Recovering Levulinic Acid by Adsorption Using Efficient Basic Anion Exchangers

Abstract

Levulinic acid (LA) is a versatile compound used in biofuels, resins, etc., and its efficient recovery is required for its high value-added use. This study investigates the use of four anion exchange resins -Lewatit M-500 (a strong basic anion exchanger) and three weak basic anion exchangers (WBAEs), namely Amberlite IRA-67, Lewatit MP-62, and Lewatit MP-64- for LA recovery. The effects of pH, agitation time, LA concentration, resin dosage, and temperature on the adsorption efficiency were studied via batch experiments. Solution pH significantly influenced the yield. The highest efficiency was obtained at pH 2.1 for the WBAEs and pH 5 for Lewatit M-500. The kinetic data followed the pseudo-second-order model with R-2 >0.99. Increasing temperature slightly decreased the efficiency, with negative values for enthalpy (Delta H degrees) and Gibbs free energy (Delta G degrees), suggesting that the process was spontaneous and exothermic.
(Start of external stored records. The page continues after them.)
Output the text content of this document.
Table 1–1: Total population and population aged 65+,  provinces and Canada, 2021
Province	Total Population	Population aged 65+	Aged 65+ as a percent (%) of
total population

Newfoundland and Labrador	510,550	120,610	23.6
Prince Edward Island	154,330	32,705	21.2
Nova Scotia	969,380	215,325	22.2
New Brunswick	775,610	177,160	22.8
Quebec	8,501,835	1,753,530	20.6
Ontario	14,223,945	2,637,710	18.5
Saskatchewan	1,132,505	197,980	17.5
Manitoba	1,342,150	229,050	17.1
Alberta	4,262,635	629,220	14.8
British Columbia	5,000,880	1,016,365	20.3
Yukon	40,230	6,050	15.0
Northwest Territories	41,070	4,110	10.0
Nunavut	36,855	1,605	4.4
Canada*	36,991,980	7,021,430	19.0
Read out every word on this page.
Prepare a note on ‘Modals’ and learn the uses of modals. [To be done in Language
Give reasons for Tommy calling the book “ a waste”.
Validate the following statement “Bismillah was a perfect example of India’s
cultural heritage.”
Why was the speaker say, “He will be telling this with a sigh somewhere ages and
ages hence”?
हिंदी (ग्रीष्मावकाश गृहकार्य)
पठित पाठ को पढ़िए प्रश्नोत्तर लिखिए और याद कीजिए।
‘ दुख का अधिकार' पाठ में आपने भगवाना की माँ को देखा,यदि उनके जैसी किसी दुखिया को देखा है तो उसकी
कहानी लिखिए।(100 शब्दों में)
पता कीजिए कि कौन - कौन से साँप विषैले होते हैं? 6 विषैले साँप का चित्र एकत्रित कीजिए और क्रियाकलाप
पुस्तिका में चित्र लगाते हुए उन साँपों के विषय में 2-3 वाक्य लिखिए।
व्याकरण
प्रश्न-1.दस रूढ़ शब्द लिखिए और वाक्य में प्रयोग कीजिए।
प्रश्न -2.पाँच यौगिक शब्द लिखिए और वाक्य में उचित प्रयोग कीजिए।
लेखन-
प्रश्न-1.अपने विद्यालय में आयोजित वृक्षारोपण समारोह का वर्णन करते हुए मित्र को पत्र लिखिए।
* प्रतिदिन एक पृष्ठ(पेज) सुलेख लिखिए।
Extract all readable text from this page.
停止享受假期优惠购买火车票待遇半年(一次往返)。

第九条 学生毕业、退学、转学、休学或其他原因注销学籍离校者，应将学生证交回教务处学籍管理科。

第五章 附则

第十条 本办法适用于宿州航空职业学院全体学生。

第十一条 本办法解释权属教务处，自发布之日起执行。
The yield increased with resin dosage but decreased with higher initial LA concentrations. The highest adsorption capacity obtained from the four resins followed the order: Lewatit MP-62 (487.7 mg/g) > Amberlite IRA-67 (418.0 mg/g) > Lewatit MP-64 (371.6 mg/g) > Lewatit M-500 (278.7 mg/g). The successive adsorption-desorption trials using Lewatit MP-62 showed a slight decline (90% to 85%) in recovery efficiency over five cycles.